C'est assurément ce prodigieux déclenchement
de schèmes mentaux qu'on vise, avec plus ou moins de bonheur, quand on parle du
fantastique de la photographie. Sans
doute remarque-t-on, à ce propos, qu'elle satisfait peu l'imaginaire, tout comme elle déçoit la perception et la
désignation : on imagine dans ou
devant un tableau, une architecture
ou un texte ; la photo n'a pas de dedans, ni même de seuil. Le fantastique
introduit une autre expérience que l'imaginaire ancien. Depuis Hoffmann, il
explore le « surnaturel », ce qui n'est pas simplement notre durée et
notre lieu agrandis, où se mouvait le conte ancien ; surtout, depuis la
fin du XIXe siècle, il se complaît à certains aspects peu humains de la
science. Les accointances de la photo avec le réel, donc avec la science, et
donc aussi la science-fiction,
l'apparentent à ce fantastique-là, et ainsi au surréalisme dans la
mesure où il est lié au fantastique. Grande activeuse
de schèmes mentaux gyrovagues, la photo touche au rêve plus qu'à l'imaginaire. Et c'est pourquoi les similitudes et
les contiguïtés dont elle est parcourue relèvent des mécanismes que Freud a
repérés dans son Interprétation du Rêve. Ce
sont des condensations (Verdichtung) et des glissements
(Verschiebung), plus indiciels, plutôt que des métaphores
et des métonymies, plus sémiotiques.
* * *
Tout cela permet de situer les comportements
courants en présence de la photographie. On bavarde
autour, comme dans la manipulation de l'album de famille, à la fois pour
échapper à la panique du réel qui gît là et pour alimenter la réalité défaillante. La lecture des légendes de photos des magazines assure
à moindres frais les mêmes fonctions informatrices, animatrices et
apotropaïques. Mais l'attitude la plus
commune est le feuillètement. Pour une photo commentée ou légendée,
il y en a des dizaines de feuilletées. L'immense majorité des photos cyclées et
recyclées socialement répondent actuellement à ce critère de saisie non
frontale mais latérale, au détour de
la page ou du mur. C'est lors de leur feuillètement
que les photos (le pluriel a son importance)

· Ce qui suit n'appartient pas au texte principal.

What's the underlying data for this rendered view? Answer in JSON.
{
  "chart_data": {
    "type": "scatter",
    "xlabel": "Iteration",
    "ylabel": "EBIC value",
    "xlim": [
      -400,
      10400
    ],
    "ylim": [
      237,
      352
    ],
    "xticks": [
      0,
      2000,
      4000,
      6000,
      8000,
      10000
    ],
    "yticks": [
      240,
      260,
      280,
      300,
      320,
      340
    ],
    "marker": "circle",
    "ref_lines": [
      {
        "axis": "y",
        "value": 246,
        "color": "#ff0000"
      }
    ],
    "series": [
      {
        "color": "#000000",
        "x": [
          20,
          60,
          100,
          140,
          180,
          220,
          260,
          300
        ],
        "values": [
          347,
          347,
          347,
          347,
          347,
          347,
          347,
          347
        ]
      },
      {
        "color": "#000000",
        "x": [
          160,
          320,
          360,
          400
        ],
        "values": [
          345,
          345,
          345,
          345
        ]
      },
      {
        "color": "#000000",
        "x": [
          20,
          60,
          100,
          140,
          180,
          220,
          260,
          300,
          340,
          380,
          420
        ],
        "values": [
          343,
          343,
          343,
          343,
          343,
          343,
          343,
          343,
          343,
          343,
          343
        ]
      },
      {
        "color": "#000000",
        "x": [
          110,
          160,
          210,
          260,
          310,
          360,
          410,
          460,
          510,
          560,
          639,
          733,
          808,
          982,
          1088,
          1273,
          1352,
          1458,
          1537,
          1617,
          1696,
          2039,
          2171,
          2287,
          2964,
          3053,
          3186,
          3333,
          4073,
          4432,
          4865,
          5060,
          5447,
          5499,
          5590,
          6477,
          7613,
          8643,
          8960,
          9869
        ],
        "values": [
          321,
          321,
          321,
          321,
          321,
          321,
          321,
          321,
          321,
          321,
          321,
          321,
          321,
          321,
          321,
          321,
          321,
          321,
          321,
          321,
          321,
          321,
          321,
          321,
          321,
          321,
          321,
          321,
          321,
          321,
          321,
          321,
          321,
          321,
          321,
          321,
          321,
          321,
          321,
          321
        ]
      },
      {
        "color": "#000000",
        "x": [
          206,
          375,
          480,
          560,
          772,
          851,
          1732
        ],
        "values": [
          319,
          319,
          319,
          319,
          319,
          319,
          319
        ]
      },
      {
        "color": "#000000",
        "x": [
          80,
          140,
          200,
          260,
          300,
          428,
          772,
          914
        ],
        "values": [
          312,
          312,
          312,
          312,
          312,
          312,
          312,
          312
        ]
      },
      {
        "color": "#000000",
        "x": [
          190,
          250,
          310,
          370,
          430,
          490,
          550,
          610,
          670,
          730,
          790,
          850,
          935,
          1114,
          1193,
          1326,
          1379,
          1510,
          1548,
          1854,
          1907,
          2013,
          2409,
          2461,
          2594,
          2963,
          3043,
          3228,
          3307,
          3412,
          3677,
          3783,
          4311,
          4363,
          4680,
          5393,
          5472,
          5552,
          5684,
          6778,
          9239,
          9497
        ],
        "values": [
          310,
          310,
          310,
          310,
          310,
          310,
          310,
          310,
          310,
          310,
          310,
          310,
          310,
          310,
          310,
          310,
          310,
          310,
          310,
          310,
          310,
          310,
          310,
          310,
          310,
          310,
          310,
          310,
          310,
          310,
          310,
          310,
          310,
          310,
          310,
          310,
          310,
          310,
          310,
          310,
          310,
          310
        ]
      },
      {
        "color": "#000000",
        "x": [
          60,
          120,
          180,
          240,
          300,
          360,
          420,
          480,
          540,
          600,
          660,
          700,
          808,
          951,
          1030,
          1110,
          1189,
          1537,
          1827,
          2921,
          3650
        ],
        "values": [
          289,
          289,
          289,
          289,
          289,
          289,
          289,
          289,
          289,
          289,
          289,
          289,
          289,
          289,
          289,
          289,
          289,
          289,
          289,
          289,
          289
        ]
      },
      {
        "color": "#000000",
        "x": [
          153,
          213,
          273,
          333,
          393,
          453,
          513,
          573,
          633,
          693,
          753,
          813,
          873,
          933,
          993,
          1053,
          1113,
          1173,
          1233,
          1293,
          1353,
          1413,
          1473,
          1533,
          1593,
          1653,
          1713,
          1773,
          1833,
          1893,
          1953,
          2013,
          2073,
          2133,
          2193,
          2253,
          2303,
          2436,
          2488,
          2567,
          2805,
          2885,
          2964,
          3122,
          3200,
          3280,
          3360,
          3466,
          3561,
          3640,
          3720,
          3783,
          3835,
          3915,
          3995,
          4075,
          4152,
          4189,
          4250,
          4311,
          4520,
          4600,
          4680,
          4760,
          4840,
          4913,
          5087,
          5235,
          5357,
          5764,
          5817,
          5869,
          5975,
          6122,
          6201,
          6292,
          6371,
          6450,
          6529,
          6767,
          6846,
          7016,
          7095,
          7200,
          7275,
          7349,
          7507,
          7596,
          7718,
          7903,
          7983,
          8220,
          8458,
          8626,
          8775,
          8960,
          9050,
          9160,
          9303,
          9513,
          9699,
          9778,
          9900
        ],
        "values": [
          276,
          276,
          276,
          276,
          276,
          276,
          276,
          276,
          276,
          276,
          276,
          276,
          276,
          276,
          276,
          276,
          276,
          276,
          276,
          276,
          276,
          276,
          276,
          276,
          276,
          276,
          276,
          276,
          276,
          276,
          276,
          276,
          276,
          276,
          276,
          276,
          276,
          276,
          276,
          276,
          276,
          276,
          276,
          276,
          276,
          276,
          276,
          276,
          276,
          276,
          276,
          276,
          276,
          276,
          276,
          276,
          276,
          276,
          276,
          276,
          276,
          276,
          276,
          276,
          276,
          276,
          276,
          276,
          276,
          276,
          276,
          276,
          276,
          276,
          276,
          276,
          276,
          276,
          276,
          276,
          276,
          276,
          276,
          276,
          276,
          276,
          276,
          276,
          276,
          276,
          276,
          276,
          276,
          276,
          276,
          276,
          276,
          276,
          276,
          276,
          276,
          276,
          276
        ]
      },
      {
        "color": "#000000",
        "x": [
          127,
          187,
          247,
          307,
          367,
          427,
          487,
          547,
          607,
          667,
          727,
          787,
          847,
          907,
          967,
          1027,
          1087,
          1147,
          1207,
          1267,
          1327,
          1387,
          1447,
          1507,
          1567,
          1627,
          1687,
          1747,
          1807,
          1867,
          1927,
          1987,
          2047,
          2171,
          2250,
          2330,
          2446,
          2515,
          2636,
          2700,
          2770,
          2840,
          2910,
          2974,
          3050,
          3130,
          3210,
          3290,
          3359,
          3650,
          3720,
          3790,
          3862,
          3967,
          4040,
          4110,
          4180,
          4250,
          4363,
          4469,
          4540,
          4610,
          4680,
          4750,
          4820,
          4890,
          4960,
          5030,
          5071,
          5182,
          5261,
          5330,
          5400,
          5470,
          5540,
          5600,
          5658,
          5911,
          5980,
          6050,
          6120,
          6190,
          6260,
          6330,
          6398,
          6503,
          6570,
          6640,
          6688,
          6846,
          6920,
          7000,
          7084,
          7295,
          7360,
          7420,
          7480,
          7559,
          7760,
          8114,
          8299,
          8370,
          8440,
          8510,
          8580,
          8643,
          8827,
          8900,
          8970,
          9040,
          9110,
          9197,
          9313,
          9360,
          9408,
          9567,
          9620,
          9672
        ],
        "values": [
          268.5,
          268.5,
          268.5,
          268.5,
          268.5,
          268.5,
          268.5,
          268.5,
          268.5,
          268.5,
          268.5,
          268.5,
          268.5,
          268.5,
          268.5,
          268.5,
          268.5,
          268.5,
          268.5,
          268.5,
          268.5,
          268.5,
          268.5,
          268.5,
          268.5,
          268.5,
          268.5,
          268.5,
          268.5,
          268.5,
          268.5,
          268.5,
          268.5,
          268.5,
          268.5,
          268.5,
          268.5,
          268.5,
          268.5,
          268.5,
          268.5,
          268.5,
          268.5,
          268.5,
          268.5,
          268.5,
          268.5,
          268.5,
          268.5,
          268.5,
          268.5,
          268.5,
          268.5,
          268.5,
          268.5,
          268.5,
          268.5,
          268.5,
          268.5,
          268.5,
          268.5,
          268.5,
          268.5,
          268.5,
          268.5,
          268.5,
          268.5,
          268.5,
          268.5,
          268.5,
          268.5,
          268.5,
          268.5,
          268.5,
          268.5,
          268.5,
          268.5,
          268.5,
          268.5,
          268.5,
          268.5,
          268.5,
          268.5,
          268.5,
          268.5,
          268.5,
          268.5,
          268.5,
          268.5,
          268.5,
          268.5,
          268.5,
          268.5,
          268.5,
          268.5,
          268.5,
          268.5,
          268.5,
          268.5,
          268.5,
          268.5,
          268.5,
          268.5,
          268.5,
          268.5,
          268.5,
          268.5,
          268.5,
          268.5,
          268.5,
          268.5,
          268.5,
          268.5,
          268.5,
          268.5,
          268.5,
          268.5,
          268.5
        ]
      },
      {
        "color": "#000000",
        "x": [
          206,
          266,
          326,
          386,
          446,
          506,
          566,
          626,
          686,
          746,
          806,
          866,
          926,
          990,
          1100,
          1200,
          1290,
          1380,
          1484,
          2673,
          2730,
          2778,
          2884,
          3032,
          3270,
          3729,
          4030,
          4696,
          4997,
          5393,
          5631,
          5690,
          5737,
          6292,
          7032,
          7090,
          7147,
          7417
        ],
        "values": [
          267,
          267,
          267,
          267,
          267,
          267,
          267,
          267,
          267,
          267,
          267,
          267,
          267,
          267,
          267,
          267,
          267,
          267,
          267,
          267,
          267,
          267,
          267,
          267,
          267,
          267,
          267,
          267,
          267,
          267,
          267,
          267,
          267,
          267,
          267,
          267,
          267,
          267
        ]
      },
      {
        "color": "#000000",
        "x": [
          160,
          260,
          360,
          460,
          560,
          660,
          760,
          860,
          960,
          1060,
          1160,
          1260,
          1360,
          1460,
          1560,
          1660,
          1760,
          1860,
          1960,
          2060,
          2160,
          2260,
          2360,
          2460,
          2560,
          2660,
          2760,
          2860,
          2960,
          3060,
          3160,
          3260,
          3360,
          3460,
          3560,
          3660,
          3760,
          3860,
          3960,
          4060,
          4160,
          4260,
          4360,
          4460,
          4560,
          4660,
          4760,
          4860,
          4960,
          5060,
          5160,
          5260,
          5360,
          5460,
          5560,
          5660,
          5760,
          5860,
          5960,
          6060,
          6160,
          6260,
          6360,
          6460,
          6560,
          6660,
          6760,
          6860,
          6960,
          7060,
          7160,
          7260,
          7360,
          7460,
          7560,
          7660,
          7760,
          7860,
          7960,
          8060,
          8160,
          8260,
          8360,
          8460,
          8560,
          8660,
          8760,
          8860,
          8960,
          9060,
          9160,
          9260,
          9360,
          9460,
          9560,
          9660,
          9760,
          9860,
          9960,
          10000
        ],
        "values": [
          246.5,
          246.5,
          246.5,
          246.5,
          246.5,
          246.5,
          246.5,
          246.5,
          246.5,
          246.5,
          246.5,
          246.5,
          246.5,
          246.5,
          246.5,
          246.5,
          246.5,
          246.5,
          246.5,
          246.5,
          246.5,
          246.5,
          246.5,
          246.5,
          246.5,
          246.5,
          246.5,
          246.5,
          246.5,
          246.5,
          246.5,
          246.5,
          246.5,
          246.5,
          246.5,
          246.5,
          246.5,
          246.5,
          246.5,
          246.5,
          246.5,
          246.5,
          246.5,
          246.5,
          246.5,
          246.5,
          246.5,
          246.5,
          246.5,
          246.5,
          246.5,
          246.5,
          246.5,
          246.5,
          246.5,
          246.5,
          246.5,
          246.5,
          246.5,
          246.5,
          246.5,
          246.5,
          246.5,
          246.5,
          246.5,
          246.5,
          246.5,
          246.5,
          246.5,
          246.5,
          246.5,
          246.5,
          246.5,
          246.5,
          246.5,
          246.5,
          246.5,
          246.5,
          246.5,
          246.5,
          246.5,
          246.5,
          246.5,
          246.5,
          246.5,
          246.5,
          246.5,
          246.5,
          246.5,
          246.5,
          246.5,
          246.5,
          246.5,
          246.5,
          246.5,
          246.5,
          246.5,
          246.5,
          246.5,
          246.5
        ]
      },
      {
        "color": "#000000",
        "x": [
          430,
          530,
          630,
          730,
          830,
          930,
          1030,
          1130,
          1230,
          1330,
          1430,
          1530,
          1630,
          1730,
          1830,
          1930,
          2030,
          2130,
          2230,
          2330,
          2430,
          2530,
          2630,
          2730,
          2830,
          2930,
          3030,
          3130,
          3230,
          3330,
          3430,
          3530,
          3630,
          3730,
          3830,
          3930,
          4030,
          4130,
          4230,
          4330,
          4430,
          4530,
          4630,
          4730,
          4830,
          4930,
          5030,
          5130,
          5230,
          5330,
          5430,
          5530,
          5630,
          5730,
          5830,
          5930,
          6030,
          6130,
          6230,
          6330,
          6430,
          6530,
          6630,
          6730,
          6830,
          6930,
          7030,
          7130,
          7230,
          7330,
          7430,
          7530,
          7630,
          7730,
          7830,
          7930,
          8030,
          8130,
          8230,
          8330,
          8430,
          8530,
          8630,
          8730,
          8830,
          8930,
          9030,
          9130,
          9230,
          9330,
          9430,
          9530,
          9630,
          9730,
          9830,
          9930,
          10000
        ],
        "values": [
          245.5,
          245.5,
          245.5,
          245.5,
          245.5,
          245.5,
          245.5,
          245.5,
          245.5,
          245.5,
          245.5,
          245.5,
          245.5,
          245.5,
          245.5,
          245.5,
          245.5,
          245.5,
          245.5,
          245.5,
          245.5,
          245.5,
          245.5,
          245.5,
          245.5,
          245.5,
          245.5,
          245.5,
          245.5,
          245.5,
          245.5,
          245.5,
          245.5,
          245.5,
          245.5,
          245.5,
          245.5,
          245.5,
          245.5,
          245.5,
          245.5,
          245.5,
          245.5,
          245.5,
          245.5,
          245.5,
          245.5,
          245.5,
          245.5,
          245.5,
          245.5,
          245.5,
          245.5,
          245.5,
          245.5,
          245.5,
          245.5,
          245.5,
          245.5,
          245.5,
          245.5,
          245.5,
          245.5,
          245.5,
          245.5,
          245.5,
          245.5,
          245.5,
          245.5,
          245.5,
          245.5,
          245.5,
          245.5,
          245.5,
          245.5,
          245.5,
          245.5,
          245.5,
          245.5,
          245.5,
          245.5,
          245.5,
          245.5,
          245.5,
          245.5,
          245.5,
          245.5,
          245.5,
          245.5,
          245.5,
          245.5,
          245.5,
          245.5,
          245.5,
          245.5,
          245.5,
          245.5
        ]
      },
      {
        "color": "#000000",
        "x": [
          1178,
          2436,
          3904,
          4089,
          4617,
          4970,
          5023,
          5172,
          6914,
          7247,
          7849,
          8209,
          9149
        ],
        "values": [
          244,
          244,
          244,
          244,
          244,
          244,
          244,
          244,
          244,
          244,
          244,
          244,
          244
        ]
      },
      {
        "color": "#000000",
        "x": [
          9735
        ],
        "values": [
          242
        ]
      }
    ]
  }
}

déclenchent le plus simplement et le plus largement les schèmes mentaux de
partout et en tous sens dans des connexions immédiates œil-cerveau
mettant entre parenthèses le reste du corps. Le layoutest la mise en œuvre de cette texture et de cette structure.

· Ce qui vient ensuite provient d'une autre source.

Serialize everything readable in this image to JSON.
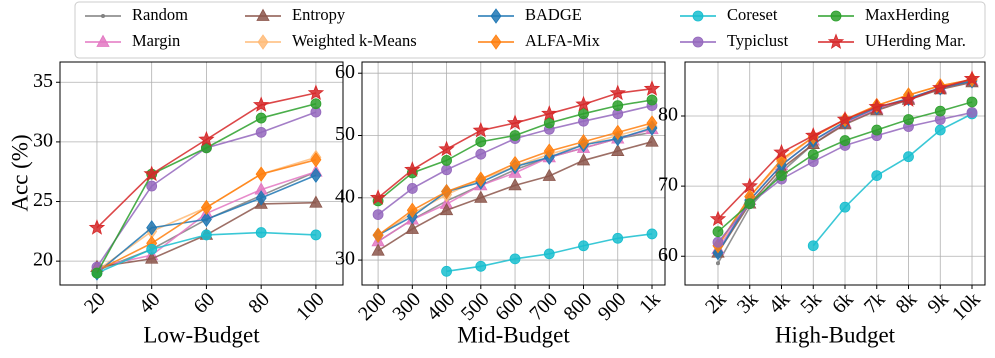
{
  "chart_data": [
    {
      "type": "line",
      "xlabel": "Low-Budget",
      "ylabel": "Acc (%)",
      "x": [
        20,
        40,
        60,
        80,
        100
      ],
      "xlim": [
        6.5,
        109.9
      ],
      "ylim": [
        18,
        36.7
      ],
      "xticks": [
        20,
        40,
        60,
        80,
        100
      ],
      "yticks": [
        20,
        25,
        30,
        35
      ],
      "grid": true,
      "series": [
        {
          "name": "Random",
          "color": "#7f7f7f",
          "marker": "dot",
          "values": [
            19.2,
            21.0,
            23.5,
            25.5,
            27.5
          ]
        },
        {
          "name": "Margin",
          "color": "#e377c2",
          "marker": "triangle",
          "values": [
            19.5,
            20.5,
            24.0,
            26.0,
            27.5
          ]
        },
        {
          "name": "Entropy",
          "color": "#8c564b",
          "marker": "triangle",
          "values": [
            19.5,
            20.2,
            22.2,
            24.8,
            24.9
          ]
        },
        {
          "name": "Weighted k-Means",
          "color": "#ffbb78",
          "marker": "diamond",
          "values": [
            19.2,
            22.5,
            24.5,
            27.3,
            28.7
          ]
        },
        {
          "name": "BADGE",
          "color": "#1f77b4",
          "marker": "diamond",
          "values": [
            19.0,
            22.8,
            23.5,
            25.3,
            27.2
          ]
        },
        {
          "name": "ALFA-Mix",
          "color": "#ff7f0e",
          "marker": "diamond",
          "values": [
            19.2,
            21.5,
            24.5,
            27.3,
            28.5
          ]
        },
        {
          "name": "Coreset",
          "color": "#17becf",
          "marker": "circle",
          "values": [
            19.0,
            21.0,
            22.2,
            22.4,
            22.2
          ]
        },
        {
          "name": "Typiclust",
          "color": "#9467bd",
          "marker": "circle",
          "values": [
            19.5,
            26.3,
            29.5,
            30.8,
            32.5
          ]
        },
        {
          "name": "MaxHerding",
          "color": "#2ca02c",
          "marker": "circle",
          "values": [
            19.0,
            27.3,
            29.5,
            32.0,
            33.2
          ]
        },
        {
          "name": "UHerding Mar.",
          "color": "#d62728",
          "marker": "star",
          "values": [
            22.8,
            27.3,
            30.2,
            33.1,
            34.1
          ]
        }
      ]
    },
    {
      "type": "line",
      "xlabel": "Mid-Budget",
      "x": [
        200,
        300,
        400,
        500,
        600,
        700,
        800,
        900,
        1000
      ],
      "xlim": [
        153,
        1038
      ],
      "ylim": [
        26,
        61.8
      ],
      "xticks": [
        200,
        300,
        400,
        500,
        600,
        700,
        800,
        900,
        {
          "value": 1000,
          "label": "1k"
        }
      ],
      "yticks": [
        30,
        40,
        50,
        60
      ],
      "grid": true,
      "series": [
        {
          "color": "#7f7f7f",
          "marker": "dot",
          "values": [
            33.0,
            36.5,
            39.5,
            42.0,
            44.5,
            46.5,
            48.0,
            49.5,
            50.5
          ]
        },
        {
          "color": "#e377c2",
          "marker": "triangle",
          "values": [
            33.0,
            36.5,
            39.0,
            42.0,
            44.0,
            46.5,
            48.0,
            49.5,
            51.0
          ]
        },
        {
          "color": "#8c564b",
          "marker": "triangle",
          "values": [
            31.5,
            35.0,
            38.0,
            40.0,
            42.0,
            43.5,
            46.0,
            47.5,
            49.0
          ]
        },
        {
          "color": "#ffbb78",
          "marker": "diamond",
          "values": [
            34.0,
            37.5,
            40.5,
            43.0,
            45.0,
            47.0,
            48.5,
            50.0,
            51.5
          ]
        },
        {
          "color": "#1f77b4",
          "marker": "diamond",
          "values": [
            34.0,
            37.0,
            41.0,
            42.5,
            45.0,
            46.5,
            48.5,
            49.5,
            51.2
          ]
        },
        {
          "color": "#ff7f0e",
          "marker": "diamond",
          "values": [
            34.0,
            38.0,
            41.0,
            43.0,
            45.5,
            47.5,
            49.0,
            50.5,
            52.0
          ]
        },
        {
          "color": "#17becf",
          "marker": "circle",
          "values": [
            null,
            null,
            28.2,
            29.0,
            30.2,
            31.0,
            32.3,
            33.5,
            34.2
          ]
        },
        {
          "color": "#9467bd",
          "marker": "circle",
          "values": [
            37.3,
            41.5,
            44.5,
            47.0,
            49.5,
            51.0,
            52.3,
            53.5,
            54.8
          ]
        },
        {
          "color": "#2ca02c",
          "marker": "circle",
          "values": [
            39.5,
            44.0,
            46.0,
            49.0,
            50.0,
            52.0,
            53.5,
            54.8,
            55.7
          ]
        },
        {
          "color": "#d62728",
          "marker": "star",
          "values": [
            40.0,
            44.5,
            47.8,
            50.8,
            52.0,
            53.5,
            55.0,
            56.8,
            57.5
          ]
        }
      ]
    },
    {
      "type": "line",
      "xlabel": "High-Budget",
      "x": [
        2000,
        3000,
        4000,
        5000,
        6000,
        7000,
        8000,
        9000,
        10000
      ],
      "xlim": [
        961,
        10409
      ],
      "ylim": [
        55.9,
        87.7
      ],
      "xticks": [
        {
          "value": 2000,
          "label": "2k"
        },
        {
          "value": 3000,
          "label": "3k"
        },
        {
          "value": 4000,
          "label": "4k"
        },
        {
          "value": 5000,
          "label": "5k"
        },
        {
          "value": 6000,
          "label": "6k"
        },
        {
          "value": 7000,
          "label": "7k"
        },
        {
          "value": 8000,
          "label": "8k"
        },
        {
          "value": 9000,
          "label": "9k"
        },
        {
          "value": 10000,
          "label": "10k"
        }
      ],
      "yticks": [
        60,
        70,
        80
      ],
      "grid": true,
      "series": [
        {
          "color": "#7f7f7f",
          "marker": "dot",
          "values": [
            59.0,
            67.0,
            72.0,
            76.0,
            79.0,
            81.0,
            82.5,
            84.0,
            85.0
          ]
        },
        {
          "color": "#e377c2",
          "marker": "triangle",
          "values": [
            61.0,
            68.0,
            73.0,
            76.5,
            79.0,
            81.0,
            82.5,
            84.0,
            85.0
          ]
        },
        {
          "color": "#8c564b",
          "marker": "triangle",
          "values": [
            60.5,
            67.5,
            72.5,
            76.0,
            78.8,
            80.8,
            82.3,
            83.8,
            84.8
          ]
        },
        {
          "color": "#ffbb78",
          "marker": "diamond",
          "values": [
            61.5,
            68.5,
            73.5,
            77.0,
            79.5,
            81.5,
            83.0,
            84.3,
            85.2
          ]
        },
        {
          "color": "#1f77b4",
          "marker": "diamond",
          "values": [
            60.5,
            68.0,
            73.0,
            76.5,
            79.2,
            81.2,
            82.5,
            84.0,
            85.0
          ]
        },
        {
          "color": "#ff7f0e",
          "marker": "diamond",
          "values": [
            61.5,
            68.5,
            73.8,
            77.0,
            79.5,
            81.5,
            83.0,
            84.3,
            85.2
          ]
        },
        {
          "color": "#17becf",
          "marker": "circle",
          "values": [
            null,
            null,
            null,
            61.5,
            67.0,
            71.5,
            74.2,
            78.0,
            80.3
          ]
        },
        {
          "color": "#9467bd",
          "marker": "circle",
          "values": [
            62.0,
            67.5,
            71.0,
            73.5,
            75.8,
            77.2,
            78.5,
            79.5,
            80.5
          ]
        },
        {
          "color": "#2ca02c",
          "marker": "circle",
          "values": [
            63.5,
            67.5,
            71.5,
            74.5,
            76.5,
            78.0,
            79.5,
            80.7,
            82.0
          ]
        },
        {
          "color": "#d62728",
          "marker": "star",
          "values": [
            65.3,
            70.0,
            74.8,
            77.2,
            79.5,
            81.3,
            82.3,
            84.0,
            85.3
          ]
        }
      ]
    }
  ]
}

Cependant, il arrive parfois qu'une photo se
regarde attentivement, et pas pour y repérer un renseignement, comme fait le
détective, ou une inflexion d'un visage ou d'un corps, comme fait l'amant, mais
pour elle-même. Alors que provoque-t-elle ? Des interprétations ? Par tout ce que nous venons de voir, la
photo échappe largement à l'interprétation et au déchiffrement, du moins si on
les conçoit comme la levée progressive de voiles et d'enveloppements surtout
sémiotiques ; Freud, à cet égard, est débouté autant que Hegel. Non, ainsi
regardée, la photographie nous fascine. Un
peu comme un serpent. Le serpent fascinateur nous happe de ses mouvements
d'avant en arrière (battements du négatif de négatif) et de gauche à droite
(chevauchements latéraux des indices). Le serpent n'est pas vraiment perçu par
le fasciné, médusé ; lui aussi instaure un non-lieu et une non-durée, hors de l'imaginaire. Mais la comparaison, comme
toutes celles qu'on peut appliquer à la photographie, achoppe à nouveau pour la
même raison : le serpent est une profondeur ; il est, bouche et ventre
béant, la profondeur même. Et faut-il redire que la photo est la minceur infinie,
qui ne peut nous happer ? Par là dangereuse et rassurante. C'est la
fascination la plus mentale qui soit. Léonard de Vinci estimait que la peinture
est une chose mentale, una cosa
mentale. En vérité, c'est la photographie qui est exactement la chose mentale. Mais ceci ne contredit
pas Léonard. De toutes les peintures, ce sont les siennes, et en particulier sa
Joconde fascinatrice, qui ont le plus de caractères photographiques, la profondeur
mise à part (« Léonard de Vinci,
miroir profond et sombre », dit Baudelaire). Quoi qu'il en soit,
l'adjectif « fascinant » est aujourd'hui devenu de mode, et la
multiplication à la fois des objets et des saisies photographiques n'y est
certes pas étrangère.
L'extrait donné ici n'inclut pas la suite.